Yani kabaca yazmam gerekirse ego sonsuzmuş gibi görünen bir savaş hissi. İşin trajikomik tarafı, galip ve mağlup da yoktur bu ego savaşında. İnsanlığın varoluşundan beri yoktu, bugün de yok, yarın da olmayacak. Egoist bireyler, olabildiğince gururlu, öfkeli, kindar ve kibirlidirler. Benzersiz olduklarına inanırlar. Derneklerde, kahvehanelerde, iş yerlerinde günlük hayatımızda öyle çok karşılaşılır ki bunlarla, olan bitene aptal aptal bakarız. Her şeyi biliyormuş gibi davranırlar esasen egosuna yenilmiş ve farkında bile değildirler en acısı da bu olsa gerek.

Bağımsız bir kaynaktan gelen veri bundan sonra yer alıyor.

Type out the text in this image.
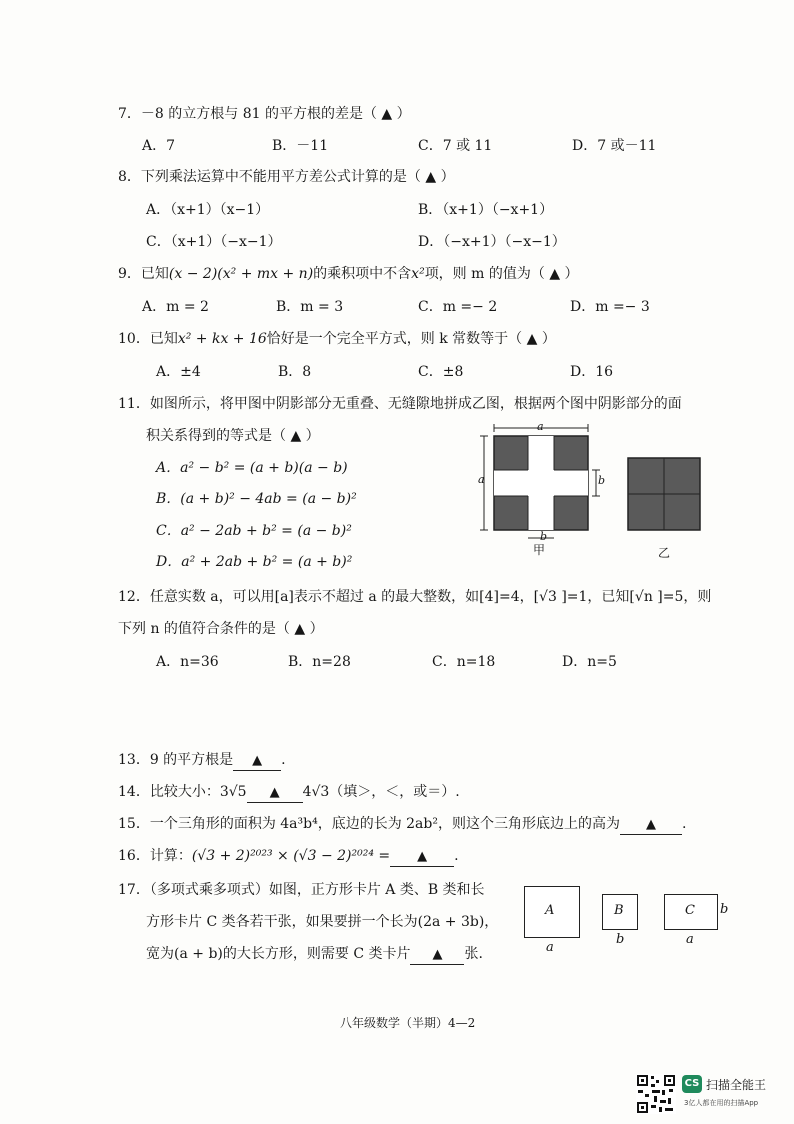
7．－8 的立方根与 81 的平方根的差是（ ▲ ）
A．7	B．－11	C．7 或 11	D．7 或－11
8．下列乘法运算中不能用平方差公式计算的是（ ▲ ）
A．（x+1）（x−1）	B．（x+1）（−x+1）
C．（x+1）（−x−1）	D．（−x+1）（−x−1）
9．已知(x − 2)(x² + mx + n)的乘积项中不含x²项，则 m 的值为（ ▲ ）
A．m = 2	B．m = 3	C．m =− 2	D．m =− 3
10．已知x² + kx + 16恰好是一个完全平方式，则 k 常数等于（ ▲ ）
A．±4	B．8	C．±8	D．16
11．如图所示，将甲图中阴影部分无重叠、无缝隙地拼成乙图，根据两个图中阴影部分的面
积关系得到的等式是（ ▲ ）
A．a² − b² = (a + b)(a − b)
B．(a + b)² − 4ab = (a − b)²
C．a² − 2ab + b² = (a − b)²
D．a² + 2ab + b² = (a + b)²
a
a	b
b
甲	乙
12．任意实数 a，可以用[a]表示不超过 a 的最大整数，如[4]=4，[√3 ]=1，已知[√n ]=5，则
下列 n 的值符合条件的是（ ▲ ）
A．n=36	B．n=28	C．n=18	D．n=5
13．9 的平方根是 ▲ .
14．比较大小：3√5 ▲ 4√3（填＞，＜，或＝）.
15．一个三角形的面积为 4a³b⁴，底边的长为 2ab²，则这个三角形底边上的高为 ▲ .
16．计算：(√3 + 2)²⁰²³ × (√3 − 2)²⁰²⁴ = ▲ .
17．（多项式乘多项式）如图，正方形卡片 A 类、B 类和长
方形卡片 C 类各若干张，如果要拼一个长为(2a + 3b)，
宽为(a + b)的大长方形，则需要 C 类卡片 ▲ 张.
A
a
B
b
C
a
b
八年级数学（半期）4—2
CS 扫描全能王
3亿人都在用的扫描App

Kendini diğer insanlardan üstün gören egoistler, yalnızlığa itilirler. Kusursuz varlıklar olduklarına inanan bu insanlar merhametten bihaber ve kişisel anlamda gelişimden uzaktır. Kişiyi gerçek ve mantıktan uzak tutan fazla ego, bencillik, kibir ve ukalalık ile insanı yalnızca kendisinin inandığı bir masalda yaşamaya mahkum eder. Unutma kaderin üstüne bir kader var, mutlu olmaya çalış. Anladığın zannettiğin dünyanın, karanlığında yol alma zamanı. Belki de farkında olmadan, yepyeni bir hayatın ortasına doğru. Hepsinin hiç, her şeyin bir olduğunu sezene kadar. Ukala ve kendini her zaman daha iyisine layık bulma. Mutluluk nefes almak demektir.
Kağıtla kalın, kalemle kalın, insanlığınızla kalın...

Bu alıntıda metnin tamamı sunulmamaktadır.